O professor Luiz Carlos Baldicero Molion, um nome respeitado no mundo científico, dentro e fora do Brasil, é também conhecido por suas opiniões fortes e pelas polêmicas a que elas já deram origem. Uma das mais rumorosas polêmicas em que ele se vê envolvido diz respeito à questão do aquecimento global, teoria que levou a própria ONU a criar, em 1988, o Painel Intergovernamental sobre as Mudanças Climáticas (IPCC). Indiferente ao coro da maioria, Luiz Carlos Molion prevê exatamente o contrário. Ao invés de aquecimento, diz ele, a Terra vai passar por um período de resfriamento ao longo dos próximos vinte a vinte e cinco anos.

Luiz Carlos Molion
reforçou esta semana, em Belém, a fama de polemista que o acompanha ao participar, como conferencista, do simpósio que assinalou o transcurso do Dia Meteorológico Mundial. Promovido pelo Instituto Nacional de Meteorologia, com apoio de diversos organismos públicos federais e estaduais, além de entidades privadas, o evento foi realizado quinta e sexta-feira no auditório da Sudam. O tema do seminário, baseado em decisão do Conselho Executivo da Organização Meteorológica Mundial, foi “O tempo, o clima e a água: motores de nosso futuro”.
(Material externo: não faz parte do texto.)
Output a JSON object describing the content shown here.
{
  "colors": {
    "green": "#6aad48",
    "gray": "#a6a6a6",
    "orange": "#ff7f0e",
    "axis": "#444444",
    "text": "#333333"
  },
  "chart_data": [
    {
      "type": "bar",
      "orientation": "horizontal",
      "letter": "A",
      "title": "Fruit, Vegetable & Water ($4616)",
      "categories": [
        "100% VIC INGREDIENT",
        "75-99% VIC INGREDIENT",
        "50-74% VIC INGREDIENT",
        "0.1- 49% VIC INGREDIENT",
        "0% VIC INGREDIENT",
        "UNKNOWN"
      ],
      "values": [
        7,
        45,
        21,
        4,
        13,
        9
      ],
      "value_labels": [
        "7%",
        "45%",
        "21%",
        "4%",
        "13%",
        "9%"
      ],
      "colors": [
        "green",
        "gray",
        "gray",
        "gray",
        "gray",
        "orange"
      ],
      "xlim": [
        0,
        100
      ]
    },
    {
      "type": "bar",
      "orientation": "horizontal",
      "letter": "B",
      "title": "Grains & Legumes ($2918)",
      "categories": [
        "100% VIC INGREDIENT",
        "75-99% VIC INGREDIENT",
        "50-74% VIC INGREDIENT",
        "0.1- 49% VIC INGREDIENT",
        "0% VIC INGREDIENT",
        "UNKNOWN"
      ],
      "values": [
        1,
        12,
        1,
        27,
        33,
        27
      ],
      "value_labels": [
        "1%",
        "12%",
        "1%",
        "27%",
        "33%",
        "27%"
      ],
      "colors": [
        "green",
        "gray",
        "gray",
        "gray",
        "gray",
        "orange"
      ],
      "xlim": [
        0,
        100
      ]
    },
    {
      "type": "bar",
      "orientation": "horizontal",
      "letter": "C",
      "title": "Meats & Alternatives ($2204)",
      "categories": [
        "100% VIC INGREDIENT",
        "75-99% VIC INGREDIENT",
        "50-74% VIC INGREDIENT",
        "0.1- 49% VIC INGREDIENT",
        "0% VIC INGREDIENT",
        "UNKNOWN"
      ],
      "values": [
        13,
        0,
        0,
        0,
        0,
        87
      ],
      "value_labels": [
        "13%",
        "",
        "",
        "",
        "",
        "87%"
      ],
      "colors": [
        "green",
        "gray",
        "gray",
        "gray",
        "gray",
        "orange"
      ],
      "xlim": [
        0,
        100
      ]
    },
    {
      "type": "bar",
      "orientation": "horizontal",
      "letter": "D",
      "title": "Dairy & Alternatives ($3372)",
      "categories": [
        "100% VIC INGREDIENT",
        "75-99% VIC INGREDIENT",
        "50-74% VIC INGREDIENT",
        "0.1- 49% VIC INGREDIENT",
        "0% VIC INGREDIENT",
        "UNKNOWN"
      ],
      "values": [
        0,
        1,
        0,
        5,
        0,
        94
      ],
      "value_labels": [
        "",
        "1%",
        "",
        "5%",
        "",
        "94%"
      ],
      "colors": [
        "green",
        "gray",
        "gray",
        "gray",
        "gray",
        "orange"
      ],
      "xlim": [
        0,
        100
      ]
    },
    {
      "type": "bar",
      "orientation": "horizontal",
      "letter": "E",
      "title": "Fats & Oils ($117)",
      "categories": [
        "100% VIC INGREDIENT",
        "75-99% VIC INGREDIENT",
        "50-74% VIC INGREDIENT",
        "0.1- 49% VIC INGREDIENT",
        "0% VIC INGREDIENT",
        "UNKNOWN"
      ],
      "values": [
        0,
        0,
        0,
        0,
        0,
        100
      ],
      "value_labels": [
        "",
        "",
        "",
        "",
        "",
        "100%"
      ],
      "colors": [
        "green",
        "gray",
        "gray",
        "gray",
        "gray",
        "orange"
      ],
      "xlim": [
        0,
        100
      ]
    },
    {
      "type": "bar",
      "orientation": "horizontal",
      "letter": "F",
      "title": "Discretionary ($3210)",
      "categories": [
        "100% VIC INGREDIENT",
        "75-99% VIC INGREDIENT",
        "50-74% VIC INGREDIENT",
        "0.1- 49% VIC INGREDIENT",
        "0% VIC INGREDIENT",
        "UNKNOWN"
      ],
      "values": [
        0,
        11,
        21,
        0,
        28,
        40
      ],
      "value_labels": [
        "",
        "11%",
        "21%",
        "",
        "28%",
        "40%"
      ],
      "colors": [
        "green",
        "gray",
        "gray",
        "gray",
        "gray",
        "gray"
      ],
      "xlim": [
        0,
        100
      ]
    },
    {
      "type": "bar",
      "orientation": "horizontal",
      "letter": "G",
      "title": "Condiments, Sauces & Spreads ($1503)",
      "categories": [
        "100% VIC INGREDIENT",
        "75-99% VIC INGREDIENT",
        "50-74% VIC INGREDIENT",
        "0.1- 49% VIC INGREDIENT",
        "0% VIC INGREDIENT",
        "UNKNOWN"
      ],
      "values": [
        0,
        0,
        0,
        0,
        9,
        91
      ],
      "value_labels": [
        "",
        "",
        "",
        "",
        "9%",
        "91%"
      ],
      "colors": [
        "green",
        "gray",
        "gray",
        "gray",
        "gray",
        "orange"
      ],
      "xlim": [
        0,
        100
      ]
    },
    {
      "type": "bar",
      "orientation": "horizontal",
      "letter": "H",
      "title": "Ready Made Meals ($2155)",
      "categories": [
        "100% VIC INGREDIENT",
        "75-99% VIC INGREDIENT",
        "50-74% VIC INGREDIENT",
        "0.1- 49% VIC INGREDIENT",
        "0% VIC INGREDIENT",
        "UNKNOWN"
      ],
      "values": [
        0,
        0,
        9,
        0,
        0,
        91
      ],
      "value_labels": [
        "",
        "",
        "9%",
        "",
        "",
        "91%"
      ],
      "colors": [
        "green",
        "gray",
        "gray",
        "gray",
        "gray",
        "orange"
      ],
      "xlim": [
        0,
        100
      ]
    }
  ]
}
A reportagem e a entrevista foram publicadas pelo Diário do Pará, 26-03-2012.

Em sua palestra, proferida na sexta-feira, Luiz Carlos Molion discorreu sobre as perspectivas climáticas para os próximos 20 anos.
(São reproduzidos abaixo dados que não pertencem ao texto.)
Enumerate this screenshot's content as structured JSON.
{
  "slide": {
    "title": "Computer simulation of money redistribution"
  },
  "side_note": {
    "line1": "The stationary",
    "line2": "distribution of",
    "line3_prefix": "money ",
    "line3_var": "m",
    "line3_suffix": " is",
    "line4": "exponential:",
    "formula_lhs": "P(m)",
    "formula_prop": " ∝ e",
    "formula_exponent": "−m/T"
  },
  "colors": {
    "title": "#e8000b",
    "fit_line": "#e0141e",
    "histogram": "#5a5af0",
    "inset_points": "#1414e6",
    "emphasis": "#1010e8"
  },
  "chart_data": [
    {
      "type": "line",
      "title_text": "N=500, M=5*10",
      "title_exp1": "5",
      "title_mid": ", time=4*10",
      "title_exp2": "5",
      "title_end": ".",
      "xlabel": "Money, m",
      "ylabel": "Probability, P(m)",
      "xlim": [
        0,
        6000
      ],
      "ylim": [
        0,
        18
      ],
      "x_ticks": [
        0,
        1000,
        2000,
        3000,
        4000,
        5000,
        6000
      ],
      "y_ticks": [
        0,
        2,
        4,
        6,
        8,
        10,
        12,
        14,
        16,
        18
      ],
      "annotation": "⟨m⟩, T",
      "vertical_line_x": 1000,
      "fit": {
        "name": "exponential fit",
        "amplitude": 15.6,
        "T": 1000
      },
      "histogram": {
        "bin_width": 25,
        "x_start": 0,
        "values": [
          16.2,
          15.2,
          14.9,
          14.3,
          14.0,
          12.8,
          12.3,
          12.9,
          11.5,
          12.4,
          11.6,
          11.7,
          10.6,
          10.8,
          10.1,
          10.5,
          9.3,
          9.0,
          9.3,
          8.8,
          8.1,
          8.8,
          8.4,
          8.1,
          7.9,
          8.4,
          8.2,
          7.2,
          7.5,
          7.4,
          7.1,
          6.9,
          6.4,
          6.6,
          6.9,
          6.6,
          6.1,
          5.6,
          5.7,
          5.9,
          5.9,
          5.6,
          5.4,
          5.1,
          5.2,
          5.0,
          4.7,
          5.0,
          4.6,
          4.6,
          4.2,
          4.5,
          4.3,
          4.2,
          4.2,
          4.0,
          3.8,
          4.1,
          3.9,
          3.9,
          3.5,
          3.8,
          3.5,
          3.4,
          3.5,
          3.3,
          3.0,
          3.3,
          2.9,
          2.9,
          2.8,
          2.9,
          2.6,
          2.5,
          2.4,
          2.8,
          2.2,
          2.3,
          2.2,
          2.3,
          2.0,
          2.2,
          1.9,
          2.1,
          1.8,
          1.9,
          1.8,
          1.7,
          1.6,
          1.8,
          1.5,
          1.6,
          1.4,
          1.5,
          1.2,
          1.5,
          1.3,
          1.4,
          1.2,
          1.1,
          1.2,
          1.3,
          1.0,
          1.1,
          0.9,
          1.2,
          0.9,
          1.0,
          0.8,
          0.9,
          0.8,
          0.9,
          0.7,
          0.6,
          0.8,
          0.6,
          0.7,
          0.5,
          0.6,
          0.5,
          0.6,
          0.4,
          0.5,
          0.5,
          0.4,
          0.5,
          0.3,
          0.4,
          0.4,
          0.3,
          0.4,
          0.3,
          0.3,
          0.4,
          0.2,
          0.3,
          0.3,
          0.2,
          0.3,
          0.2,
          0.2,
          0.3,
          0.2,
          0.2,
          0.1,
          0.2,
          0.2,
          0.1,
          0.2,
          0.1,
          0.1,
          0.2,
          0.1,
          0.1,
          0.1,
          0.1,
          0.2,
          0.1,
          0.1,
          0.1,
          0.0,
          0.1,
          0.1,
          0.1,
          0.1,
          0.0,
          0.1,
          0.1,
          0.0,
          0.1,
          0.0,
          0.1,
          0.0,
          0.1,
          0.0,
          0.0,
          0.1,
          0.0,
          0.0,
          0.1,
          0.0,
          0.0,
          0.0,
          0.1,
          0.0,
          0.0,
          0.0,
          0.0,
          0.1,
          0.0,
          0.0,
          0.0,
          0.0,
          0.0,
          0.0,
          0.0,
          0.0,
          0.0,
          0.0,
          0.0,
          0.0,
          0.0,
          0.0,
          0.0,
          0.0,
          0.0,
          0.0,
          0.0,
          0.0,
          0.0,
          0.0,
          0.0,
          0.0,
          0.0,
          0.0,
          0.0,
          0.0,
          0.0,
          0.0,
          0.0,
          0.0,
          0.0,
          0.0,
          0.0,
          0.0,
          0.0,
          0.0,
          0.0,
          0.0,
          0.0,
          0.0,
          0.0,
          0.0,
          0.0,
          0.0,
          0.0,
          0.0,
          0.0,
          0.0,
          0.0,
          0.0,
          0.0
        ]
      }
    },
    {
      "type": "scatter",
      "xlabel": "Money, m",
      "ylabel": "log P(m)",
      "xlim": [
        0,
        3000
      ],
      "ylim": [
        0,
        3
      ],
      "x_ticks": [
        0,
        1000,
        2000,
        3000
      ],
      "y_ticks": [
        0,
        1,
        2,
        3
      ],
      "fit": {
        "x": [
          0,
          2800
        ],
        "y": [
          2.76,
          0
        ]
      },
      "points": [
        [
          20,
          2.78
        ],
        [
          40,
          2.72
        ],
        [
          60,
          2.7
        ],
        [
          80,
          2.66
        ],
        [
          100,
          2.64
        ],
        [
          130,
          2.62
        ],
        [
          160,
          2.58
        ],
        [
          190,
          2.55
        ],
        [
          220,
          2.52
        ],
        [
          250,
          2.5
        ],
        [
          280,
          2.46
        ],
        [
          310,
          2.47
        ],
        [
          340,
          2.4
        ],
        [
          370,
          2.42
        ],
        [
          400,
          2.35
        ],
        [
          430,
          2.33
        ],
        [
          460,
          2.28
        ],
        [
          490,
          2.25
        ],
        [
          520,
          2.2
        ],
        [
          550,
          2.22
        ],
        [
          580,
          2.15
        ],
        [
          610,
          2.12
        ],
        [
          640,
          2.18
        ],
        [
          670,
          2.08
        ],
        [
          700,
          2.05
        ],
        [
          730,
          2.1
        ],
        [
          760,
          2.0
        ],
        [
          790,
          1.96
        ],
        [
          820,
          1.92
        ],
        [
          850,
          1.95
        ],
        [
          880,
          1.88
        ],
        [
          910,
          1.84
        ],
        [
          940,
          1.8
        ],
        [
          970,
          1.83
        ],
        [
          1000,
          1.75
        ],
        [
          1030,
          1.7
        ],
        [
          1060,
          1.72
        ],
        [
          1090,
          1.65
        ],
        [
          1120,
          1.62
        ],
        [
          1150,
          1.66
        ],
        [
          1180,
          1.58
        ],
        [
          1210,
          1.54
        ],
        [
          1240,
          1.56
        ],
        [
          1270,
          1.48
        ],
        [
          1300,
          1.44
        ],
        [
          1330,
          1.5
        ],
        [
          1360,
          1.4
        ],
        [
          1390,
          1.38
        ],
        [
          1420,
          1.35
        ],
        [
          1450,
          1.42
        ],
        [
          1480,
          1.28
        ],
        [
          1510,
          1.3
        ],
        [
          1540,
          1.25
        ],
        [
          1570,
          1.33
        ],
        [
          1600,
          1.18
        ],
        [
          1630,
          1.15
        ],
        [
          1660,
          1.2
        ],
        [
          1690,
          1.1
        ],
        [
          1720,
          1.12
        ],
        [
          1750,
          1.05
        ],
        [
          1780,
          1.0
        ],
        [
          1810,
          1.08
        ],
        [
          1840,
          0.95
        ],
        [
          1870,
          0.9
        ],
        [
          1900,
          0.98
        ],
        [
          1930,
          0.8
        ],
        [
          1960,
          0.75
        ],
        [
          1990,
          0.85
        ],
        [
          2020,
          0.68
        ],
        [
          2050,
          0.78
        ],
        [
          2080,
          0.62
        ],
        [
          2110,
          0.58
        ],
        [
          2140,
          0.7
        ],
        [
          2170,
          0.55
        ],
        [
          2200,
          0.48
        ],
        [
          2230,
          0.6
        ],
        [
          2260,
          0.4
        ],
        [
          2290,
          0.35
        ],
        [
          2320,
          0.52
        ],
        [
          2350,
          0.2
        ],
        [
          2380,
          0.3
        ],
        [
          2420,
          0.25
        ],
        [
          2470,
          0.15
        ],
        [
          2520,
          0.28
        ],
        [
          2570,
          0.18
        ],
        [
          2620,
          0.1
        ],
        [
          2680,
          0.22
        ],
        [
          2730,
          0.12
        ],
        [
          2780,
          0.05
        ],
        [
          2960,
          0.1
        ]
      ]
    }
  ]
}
Graduado em física pela Universidade de São Paulo, PhD em meteorologia e pós-doutorado em hidrologia de florestas, Luiz Carlos Molion é pesquisador sênior aposentado do Instituto Nacional de Pesquisas Espaciais, do Ministério da Ciência e Tecnologia. Atualmente é professor associado do Instituto de Ciências Atmosféricas da Universidade Federal de Alagoas, professor visitante da Western Michigan University, professor de pós graduação da Universidade de Évora, Portugal, e membro do Grupo Gestor da Comissão de Climatologia da Organização Meteorológica Mundial.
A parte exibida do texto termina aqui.